While studying at Oxford, he played first-class cricket for Oxford University in 1934–35, making nine appearances.

Jackson scored 181 runs in his nine matches, at an average of 12.92, with a high score of 33.

With his right-arm fast-medium bowling, he took 29 wickets at a bowling average of 30.13. He took one five wicket haul, with best figures of 5 for 66 against Worcestershire.

===Provincial career===

While teaching at Wellington College, Jackson also played minor counties cricket for Berkshire, making two appearances either side of the Second World War.

==Rugby Union career==

===Amateur career===

Jackson played for Oxford University.

===Provincial career===

Jackson was named in the Scotland Probables side on 13 January 1934. Batting for selection, was his opponent on the Scotland Possibles side James Cotter from Hillhead HSFP.

The Aberdeen Press and Journal noted that day:

Cotter is a player of exceptional merit, he has, indeed, that quality all-roundness which seems to characterise all great players.

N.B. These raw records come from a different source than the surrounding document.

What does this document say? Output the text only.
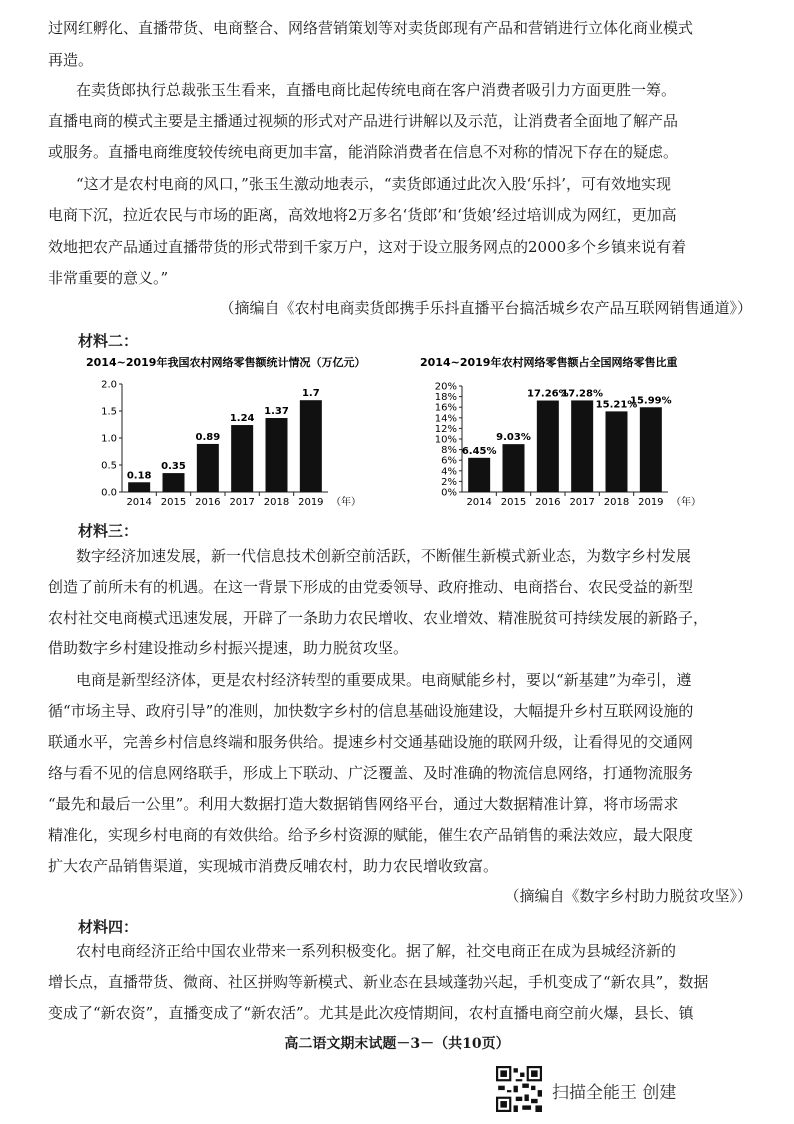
过网红孵化、直播带货、电商整合、网络营销策划等对卖货郎现有产品和营销进行立体化商业模式
再造。
在卖货郎执行总裁张玉生看来，直播电商比起传统电商在客户消费者吸引力方面更胜一筹。
直播电商的模式主要是主播通过视频的形式对产品进行讲解以及示范，让消费者全面地了解产品
或服务。直播电商维度较传统电商更加丰富，能消除消费者在信息不对称的情况下存在的疑虑。
“这才是农村电商的风口，”张玉生激动地表示，“卖货郎通过此次入股‘乐抖’，可有效地实现
电商下沉，拉近农民与市场的距离，高效地将2万多名‘货郎’和‘货娘’经过培训成为网红，更加高
效地把农产品通过直播带货的形式带到千家万户，这对于设立服务网点的2000多个乡镇来说有着
非常重要的意义。”
（摘编自《农村电商卖货郎携手乐抖直播平台搞活城乡农产品互联网销售通道》）
材料二：
2014~2019年我国农村网络零售额统计情况（万亿元）
2.0
1.5
1.0
0.5
0.0
0.18
2014
0.35
2015
0.89
2016
1.24
2017
1.37
2018
1.7
2019 （年）
2014~2019年农村网络零售额占全国网络零售比重
20%
18%
16%
14%
12%
10%
8%
6%
4%
2%
0%
6.45%
2014
9.03%
2015
17.26%
2016
17.28%
2017
15.21%
2018
15.99%
2019 （年）
材料三：
数字经济加速发展，新一代信息技术创新空前活跃，不断催生新模式新业态，为数字乡村发展
创造了前所未有的机遇。在这一背景下形成的由党委领导、政府推动、电商搭台、农民受益的新型
农村社交电商模式迅速发展，开辟了一条助力农民增收、农业增效、精准脱贫可持续发展的新路子，
借助数字乡村建设推动乡村振兴提速，助力脱贫攻坚。
电商是新型经济体，更是农村经济转型的重要成果。电商赋能乡村，要以“新基建”为牵引，遵
循“市场主导、政府引导”的准则，加快数字乡村的信息基础设施建设，大幅提升乡村互联网设施的
联通水平，完善乡村信息终端和服务供给。提速乡村交通基础设施的联网升级，让看得见的交通网
络与看不见的信息网络联手，形成上下联动、广泛覆盖、及时准确的物流信息网络，打通物流服务
“最先和最后一公里”。利用大数据打造大数据销售网络平台，通过大数据精准计算，将市场需求
精准化，实现乡村电商的有效供给。给予乡村资源的赋能，催生农产品销售的乘法效应，最大限度
扩大农产品销售渠道，实现城市消费反哺农村，助力农民增收致富。
（摘编自《数字乡村助力脱贫攻坚》）
材料四：
农村电商经济正给中国农业带来一系列积极变化。据了解，社交电商正在成为县城经济新的
增长点，直播带货、微商、社区拼购等新模式、新业态在县域蓬勃兴起，手机变成了“新农具”，数据
变成了“新农资”，直播变成了“新农活”。尤其是此次疫情期间，农村直播电商空前火爆，县长、镇
高二语文期末试题－3－（共10页）
扫描全能王 创建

A grand fullback, clever centre, he is also an accomplished stand-off half. Jackson will require to be his best to outshine Cotter.

===International career===

Jackson represented Scotland while a student, playing as a fly half in four Test matches in the 1933 and 1934 Home Nations Championship's. He scored a try against Wales (1933), a drop goal against Ireland (1933) - a total of 7 points under the rules at the time.

==Teaching career==

After graduating from Oxford, Jackson became a schoolmaster at Wellington College, Berkshire.

==Military career==

He served in the Second World War with the Duke of Wellington's Regiment, being conscripted in October 1940, with promotion to the war substantive rank of lieutenant coming in January 1941. Following the war, he gained the war substantive rank of captain, before relinquishing his commission in December 1946.

==Death==

He died at Hinton St George in March 1982.